The paper ' International Financial Management' is a wonderful example of a Management Assignment. The separation of ownership and control in organizations refers to the practice of shareholders appointing managers to run firms for them. The managers are in control of the operations and decision made although they are not the owners of the organizations. Agency theory indicates that the managers and the shareholders of companies operate in a principal-agent relationship. The managers are the agents of the shareholders and they have to operate towards their best interest. In this relationship, the owners have to play an oversight role in order to ensure that the managers do not take advantage of the firm for their own good because they have the authority to make decisions (Cheffins & Bank, 2009). The issue of the separation between ownership and control presents some serious challenges for multinationals.
One of the main issues is the agency costs that the firm has to bear because of the asymmetric of the interests of the different stakeholders. The shareholders of a firm have to develop efficient oversight frameworks such as boards and audits to ensure due diligence in the actions of the managers.
Another aspect of importance is that the firms have to provide significant motivation and incentives to align the interests of the managers and the shareholders. The issue of risk-bearing and decision making is another problem facing multinationals. Agents are expected to make decisions that will produce the highest returns for the shareholders. However, these decisions may also involve significant risks that the shareholders may not appreciate (Ruiz-Porras & Lopez-Mateo, 2011). In this case, information asymmetry may hinder adequate decision making and risk-bearing in multinationals. Discuss in your own words, the functions of the foreign exchange market, market participants, and transactions. The foreign exchange market involves the institutional and physical structure that enables money from one country to be exchanged for that of another country.

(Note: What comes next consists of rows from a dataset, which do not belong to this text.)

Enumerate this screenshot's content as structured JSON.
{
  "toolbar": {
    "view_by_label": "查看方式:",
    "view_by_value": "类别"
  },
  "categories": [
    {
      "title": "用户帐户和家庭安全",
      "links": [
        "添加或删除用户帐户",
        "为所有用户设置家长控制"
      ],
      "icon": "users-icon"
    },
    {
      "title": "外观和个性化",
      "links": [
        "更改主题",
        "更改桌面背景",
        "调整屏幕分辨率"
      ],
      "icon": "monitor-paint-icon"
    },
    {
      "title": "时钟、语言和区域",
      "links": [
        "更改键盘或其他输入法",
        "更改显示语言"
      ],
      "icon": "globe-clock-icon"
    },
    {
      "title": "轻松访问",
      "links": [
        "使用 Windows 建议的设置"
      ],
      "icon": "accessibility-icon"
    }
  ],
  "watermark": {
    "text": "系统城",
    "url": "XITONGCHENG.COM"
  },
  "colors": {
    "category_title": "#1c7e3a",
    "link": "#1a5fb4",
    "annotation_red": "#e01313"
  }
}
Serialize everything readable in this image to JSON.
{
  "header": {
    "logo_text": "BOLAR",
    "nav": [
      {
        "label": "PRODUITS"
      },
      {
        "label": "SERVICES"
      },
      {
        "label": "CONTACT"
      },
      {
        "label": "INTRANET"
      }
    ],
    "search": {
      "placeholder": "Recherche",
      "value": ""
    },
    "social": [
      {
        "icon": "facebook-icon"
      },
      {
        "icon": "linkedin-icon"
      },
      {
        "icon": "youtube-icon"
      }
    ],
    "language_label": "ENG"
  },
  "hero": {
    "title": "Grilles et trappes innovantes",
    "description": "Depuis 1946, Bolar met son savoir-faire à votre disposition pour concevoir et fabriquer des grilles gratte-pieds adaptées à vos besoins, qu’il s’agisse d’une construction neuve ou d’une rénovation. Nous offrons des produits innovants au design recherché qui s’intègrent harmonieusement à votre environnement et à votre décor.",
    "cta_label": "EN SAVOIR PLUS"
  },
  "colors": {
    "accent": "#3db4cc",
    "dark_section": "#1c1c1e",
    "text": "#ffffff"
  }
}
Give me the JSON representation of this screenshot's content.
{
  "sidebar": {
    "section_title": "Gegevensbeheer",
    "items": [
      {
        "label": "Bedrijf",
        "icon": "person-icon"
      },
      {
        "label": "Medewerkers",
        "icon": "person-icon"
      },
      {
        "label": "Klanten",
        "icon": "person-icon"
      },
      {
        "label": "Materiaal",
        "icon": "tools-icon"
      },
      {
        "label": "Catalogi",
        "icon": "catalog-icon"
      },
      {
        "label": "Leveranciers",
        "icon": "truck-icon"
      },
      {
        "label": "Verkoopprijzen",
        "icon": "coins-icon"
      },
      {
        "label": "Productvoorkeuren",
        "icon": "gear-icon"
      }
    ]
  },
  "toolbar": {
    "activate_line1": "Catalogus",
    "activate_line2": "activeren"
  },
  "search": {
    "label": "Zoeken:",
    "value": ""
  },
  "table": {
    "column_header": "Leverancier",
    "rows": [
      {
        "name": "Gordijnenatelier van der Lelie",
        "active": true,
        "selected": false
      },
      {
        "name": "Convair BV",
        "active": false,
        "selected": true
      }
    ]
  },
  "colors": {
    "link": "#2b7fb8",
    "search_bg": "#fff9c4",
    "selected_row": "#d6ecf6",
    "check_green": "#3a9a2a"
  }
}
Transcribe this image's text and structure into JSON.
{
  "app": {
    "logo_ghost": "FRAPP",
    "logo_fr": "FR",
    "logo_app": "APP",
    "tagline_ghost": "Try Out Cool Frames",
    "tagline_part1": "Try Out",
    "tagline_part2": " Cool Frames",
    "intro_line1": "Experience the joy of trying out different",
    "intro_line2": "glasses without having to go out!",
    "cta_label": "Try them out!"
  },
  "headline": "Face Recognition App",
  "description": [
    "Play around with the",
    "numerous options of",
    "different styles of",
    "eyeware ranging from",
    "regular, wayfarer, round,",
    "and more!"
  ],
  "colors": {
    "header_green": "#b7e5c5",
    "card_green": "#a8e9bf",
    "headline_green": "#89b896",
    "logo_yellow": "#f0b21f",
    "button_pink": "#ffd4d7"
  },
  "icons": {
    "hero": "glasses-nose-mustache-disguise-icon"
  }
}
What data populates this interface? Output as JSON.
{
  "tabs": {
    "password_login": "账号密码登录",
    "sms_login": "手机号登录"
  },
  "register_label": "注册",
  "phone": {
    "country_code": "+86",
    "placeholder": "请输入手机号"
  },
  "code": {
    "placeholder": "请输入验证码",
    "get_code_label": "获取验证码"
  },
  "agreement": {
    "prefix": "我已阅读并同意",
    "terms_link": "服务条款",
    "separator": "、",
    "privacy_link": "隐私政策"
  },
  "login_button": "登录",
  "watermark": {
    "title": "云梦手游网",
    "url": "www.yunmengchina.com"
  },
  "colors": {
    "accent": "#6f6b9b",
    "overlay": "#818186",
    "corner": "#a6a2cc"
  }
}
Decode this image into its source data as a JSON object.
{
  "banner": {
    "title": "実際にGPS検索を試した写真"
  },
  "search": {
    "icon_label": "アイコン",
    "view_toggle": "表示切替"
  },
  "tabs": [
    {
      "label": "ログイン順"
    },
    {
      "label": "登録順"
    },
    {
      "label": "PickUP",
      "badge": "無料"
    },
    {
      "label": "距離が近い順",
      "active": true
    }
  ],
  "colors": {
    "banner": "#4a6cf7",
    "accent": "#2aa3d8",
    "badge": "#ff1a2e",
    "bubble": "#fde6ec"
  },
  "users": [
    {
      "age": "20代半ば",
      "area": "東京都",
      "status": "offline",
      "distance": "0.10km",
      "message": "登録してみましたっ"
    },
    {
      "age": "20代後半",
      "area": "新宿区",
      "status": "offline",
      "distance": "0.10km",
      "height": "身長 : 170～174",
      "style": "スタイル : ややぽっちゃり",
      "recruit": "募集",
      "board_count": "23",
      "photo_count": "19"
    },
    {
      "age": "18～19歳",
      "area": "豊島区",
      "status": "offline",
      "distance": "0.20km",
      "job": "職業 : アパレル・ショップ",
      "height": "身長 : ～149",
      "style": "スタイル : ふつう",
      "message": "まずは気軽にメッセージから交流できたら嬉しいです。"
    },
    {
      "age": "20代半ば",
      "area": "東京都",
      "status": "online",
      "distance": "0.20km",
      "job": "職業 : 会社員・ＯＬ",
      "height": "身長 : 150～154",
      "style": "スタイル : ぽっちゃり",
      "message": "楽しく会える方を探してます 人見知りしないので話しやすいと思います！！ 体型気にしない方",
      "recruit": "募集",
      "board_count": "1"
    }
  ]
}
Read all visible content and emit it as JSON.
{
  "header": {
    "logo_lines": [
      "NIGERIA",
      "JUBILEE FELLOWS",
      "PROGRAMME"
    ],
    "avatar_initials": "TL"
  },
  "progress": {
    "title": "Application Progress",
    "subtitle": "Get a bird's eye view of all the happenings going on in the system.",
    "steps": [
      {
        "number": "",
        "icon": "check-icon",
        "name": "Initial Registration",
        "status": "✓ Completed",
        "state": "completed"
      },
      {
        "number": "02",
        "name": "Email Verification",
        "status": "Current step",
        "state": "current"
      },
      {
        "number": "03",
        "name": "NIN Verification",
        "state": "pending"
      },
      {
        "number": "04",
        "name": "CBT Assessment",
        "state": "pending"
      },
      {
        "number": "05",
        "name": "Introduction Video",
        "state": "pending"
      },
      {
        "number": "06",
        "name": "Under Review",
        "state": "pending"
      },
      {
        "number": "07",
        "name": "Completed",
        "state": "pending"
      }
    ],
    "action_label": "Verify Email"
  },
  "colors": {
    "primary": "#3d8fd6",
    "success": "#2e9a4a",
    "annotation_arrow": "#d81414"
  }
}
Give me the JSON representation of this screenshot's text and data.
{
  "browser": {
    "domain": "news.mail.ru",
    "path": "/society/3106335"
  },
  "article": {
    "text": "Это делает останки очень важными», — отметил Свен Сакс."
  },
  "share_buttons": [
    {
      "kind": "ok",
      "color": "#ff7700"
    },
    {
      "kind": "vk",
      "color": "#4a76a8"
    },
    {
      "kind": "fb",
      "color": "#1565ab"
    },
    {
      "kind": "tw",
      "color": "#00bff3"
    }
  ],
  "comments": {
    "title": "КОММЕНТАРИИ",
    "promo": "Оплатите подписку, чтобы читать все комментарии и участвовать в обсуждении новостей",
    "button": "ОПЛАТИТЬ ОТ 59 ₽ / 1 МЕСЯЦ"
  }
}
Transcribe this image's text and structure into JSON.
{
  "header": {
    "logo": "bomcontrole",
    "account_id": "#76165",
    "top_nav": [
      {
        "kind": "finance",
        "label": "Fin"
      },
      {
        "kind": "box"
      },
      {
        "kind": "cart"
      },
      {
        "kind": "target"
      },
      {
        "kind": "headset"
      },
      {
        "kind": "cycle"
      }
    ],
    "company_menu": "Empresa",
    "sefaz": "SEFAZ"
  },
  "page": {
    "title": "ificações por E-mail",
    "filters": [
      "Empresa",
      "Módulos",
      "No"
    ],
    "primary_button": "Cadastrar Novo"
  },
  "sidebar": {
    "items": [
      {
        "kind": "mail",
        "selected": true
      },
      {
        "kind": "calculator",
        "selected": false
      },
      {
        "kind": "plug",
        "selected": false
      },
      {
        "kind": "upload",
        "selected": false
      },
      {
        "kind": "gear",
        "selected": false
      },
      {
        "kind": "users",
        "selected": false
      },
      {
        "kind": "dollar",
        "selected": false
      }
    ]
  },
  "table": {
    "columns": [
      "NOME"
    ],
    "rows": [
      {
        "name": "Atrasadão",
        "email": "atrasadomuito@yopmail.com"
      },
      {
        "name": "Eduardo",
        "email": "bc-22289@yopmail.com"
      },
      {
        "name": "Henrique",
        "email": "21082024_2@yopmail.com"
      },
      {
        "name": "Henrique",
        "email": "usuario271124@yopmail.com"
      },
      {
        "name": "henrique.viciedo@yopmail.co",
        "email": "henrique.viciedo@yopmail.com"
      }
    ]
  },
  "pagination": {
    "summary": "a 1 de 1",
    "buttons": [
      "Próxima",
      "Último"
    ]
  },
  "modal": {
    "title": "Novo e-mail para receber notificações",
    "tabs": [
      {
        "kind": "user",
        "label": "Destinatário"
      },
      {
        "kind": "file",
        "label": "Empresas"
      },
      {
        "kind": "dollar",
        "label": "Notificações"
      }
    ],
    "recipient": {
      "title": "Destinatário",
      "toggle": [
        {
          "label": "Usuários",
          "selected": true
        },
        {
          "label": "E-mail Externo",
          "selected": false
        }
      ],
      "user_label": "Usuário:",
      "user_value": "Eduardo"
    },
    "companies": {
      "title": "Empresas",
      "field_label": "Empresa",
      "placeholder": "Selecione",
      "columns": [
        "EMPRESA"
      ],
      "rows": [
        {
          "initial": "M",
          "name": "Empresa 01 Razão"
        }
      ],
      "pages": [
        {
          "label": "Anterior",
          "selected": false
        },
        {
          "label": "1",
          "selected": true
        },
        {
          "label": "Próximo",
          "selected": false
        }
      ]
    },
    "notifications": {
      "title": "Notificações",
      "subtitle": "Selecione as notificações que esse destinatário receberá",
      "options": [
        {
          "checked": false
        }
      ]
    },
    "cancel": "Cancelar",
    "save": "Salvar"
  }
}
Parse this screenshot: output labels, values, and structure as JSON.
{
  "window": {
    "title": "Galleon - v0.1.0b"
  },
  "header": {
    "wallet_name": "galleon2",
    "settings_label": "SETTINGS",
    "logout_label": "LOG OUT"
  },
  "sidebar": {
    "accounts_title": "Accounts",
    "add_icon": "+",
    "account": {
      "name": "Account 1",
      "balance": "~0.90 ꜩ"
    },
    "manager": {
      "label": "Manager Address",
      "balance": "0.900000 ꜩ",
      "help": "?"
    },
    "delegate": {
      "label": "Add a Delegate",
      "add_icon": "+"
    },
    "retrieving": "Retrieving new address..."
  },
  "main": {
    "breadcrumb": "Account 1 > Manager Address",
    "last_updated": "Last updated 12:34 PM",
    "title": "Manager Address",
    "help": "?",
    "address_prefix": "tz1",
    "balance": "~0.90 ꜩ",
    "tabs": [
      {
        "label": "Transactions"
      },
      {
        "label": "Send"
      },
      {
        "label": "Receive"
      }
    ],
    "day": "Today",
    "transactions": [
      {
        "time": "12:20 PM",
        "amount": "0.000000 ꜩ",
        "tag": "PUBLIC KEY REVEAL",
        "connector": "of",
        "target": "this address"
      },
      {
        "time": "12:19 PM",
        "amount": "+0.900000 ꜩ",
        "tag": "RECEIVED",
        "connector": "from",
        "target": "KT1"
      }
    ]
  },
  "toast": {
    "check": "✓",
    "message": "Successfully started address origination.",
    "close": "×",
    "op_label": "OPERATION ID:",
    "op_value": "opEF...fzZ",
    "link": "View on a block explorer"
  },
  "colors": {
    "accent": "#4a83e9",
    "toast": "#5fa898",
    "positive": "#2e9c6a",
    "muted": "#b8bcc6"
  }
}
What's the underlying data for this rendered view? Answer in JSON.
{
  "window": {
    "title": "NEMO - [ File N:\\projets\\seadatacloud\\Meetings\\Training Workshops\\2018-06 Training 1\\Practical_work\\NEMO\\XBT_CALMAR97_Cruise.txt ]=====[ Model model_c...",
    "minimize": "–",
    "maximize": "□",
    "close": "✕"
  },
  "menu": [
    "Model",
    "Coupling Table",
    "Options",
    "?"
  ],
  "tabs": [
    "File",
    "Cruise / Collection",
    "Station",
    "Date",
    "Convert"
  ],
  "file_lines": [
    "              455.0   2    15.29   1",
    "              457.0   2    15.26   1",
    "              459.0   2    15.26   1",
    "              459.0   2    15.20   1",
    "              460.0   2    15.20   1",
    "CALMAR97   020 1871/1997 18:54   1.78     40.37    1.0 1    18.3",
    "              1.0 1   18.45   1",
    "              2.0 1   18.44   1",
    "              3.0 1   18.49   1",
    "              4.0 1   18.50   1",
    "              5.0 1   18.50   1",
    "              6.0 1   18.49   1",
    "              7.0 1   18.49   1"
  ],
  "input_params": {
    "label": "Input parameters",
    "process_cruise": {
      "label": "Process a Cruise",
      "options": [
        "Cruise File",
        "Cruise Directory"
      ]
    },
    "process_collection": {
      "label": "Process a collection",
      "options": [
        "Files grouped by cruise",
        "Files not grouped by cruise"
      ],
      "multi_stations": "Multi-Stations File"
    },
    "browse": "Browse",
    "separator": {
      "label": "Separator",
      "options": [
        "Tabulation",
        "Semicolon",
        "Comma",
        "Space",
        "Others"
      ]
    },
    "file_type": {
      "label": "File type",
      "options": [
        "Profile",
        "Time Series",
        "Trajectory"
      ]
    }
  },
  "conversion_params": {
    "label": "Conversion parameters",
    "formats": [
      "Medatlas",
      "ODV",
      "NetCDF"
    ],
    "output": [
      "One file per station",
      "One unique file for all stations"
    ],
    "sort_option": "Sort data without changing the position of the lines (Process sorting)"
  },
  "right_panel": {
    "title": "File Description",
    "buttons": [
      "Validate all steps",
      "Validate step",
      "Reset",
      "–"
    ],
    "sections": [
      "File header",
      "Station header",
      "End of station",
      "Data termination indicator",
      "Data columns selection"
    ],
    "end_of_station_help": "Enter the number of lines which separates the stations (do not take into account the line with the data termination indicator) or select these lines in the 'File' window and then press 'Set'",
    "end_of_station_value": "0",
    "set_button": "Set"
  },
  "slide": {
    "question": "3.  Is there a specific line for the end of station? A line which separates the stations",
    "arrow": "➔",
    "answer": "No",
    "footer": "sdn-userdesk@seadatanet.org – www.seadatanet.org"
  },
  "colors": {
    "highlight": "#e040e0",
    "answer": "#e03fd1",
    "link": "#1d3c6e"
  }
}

It is a global structure because virtually every financial center has a center where the domestic currency is exchanged for foreign ones. The main function of the foreign exchange market is to enable the purchase and sale of foreign currencies by traders.
The market plays an important role in determining the exchange rates for the different currencies because they are determined by the forces of demand and supply. It presents a ready framework for people in need of foreign currency in a country to get it easily in order to facilitate international trade (University of Colorado, 2013). The foreign exchange market has a transfer function in which it transfers purchasing power by converting one currency into another. In this way, it enables the consumers in one country to initiate bank drafts, international transfers, and foreign bills that clear debt in both directions.
In this way, earnings made in one country can enter the national economy of another. The foreign exchange market also serves the function of providing credit for international trade. This is provided through foreign bills of exchange that enable the market to facilitate international trade and provide credit for a period of three months. The market also serves the purpose of minimizing foreign exchange risk faced by traders. Foreign exchange risk is addressed through hedging activities that are undertaken in the market. The market provides opportunities for investors and traders to mitigate changes in the foreign exchange rates and lower the risk of losses (University of Colorado, 2013).